Pakistan’s poultry sector, grappling with severe challenges such as price instability influenced by feed mills, has seen a significant decline, with a 40% reduction in overall industry performance due to poorly devised strategies.
Experts point to various causes for this downturn, including flawed management in the broiler breeding sector, inadequate husbandry practices, unsanitary conditions, insufficient bio-security measures, quarantines, low return on investment (ROI), and precarious feed transactions reliant on credit. They note the industry’s unpredictability, with chicken meat prices fluctuating wildly, sometimes ranging from Rs550 to Rs250 per kilogram due to an ineffective demand and supply mechanism in the local market.
Over the past six years, the poultry industry’s once steady growth rate of 7% to 8% annually has plummeted by 40%. Feed production has decreased from 9 or 9.5 million tonnes six years ago to about 5.5 or 6.5 million tonnes yearly.
With the feed industry not generating sufficient profits, its ability to extend credit to customers has significantly dwindled, causing a drastic reduction in industry volume. Previously, profits ranging from 8% to 10% on listed feed prices were common, but now, these margins have fallen to around 3%.

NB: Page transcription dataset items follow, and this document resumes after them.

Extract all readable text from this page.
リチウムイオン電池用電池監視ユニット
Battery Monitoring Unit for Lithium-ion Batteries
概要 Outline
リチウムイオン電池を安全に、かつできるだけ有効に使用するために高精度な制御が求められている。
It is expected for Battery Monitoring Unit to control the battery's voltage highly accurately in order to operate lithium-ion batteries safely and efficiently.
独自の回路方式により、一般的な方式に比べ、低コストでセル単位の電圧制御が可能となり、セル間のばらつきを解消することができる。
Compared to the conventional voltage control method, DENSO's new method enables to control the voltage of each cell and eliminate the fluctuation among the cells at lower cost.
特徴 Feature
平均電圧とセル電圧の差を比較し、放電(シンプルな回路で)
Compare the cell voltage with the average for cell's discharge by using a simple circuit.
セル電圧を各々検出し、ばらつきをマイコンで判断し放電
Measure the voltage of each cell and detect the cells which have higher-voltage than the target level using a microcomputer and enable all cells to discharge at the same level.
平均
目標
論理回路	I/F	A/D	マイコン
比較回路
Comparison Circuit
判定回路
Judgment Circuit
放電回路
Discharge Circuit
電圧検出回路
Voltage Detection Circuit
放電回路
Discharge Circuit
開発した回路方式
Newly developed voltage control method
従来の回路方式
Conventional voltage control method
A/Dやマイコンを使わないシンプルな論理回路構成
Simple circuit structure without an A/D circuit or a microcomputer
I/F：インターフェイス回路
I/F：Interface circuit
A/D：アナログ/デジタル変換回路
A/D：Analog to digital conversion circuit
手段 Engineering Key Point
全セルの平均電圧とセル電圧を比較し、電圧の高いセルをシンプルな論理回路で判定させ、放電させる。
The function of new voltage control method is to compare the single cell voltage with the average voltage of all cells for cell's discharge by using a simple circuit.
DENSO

The poultry industry operates as an integrated system, encompassing feed mills, poultry farms, and fluctuating broiler rates. Government interventions in poultry pricing, often for short-term political gains, detrimentally affect the industry over the long haul. For instance, price reductions during Ramazan adversely affect small-scale farmers. The industry’s success relies heavily on luck; cold weather can lead to disease outbreaks among birds, causing prices to drop and significant losses across the industry.
The vulnerable industry requires governmental support, such as export incentives, facilitation for importing essential chicken feed ingredients through Letters of Credit (LCs), and an end to broiler market rate manipulation, which is crucial for sustainability.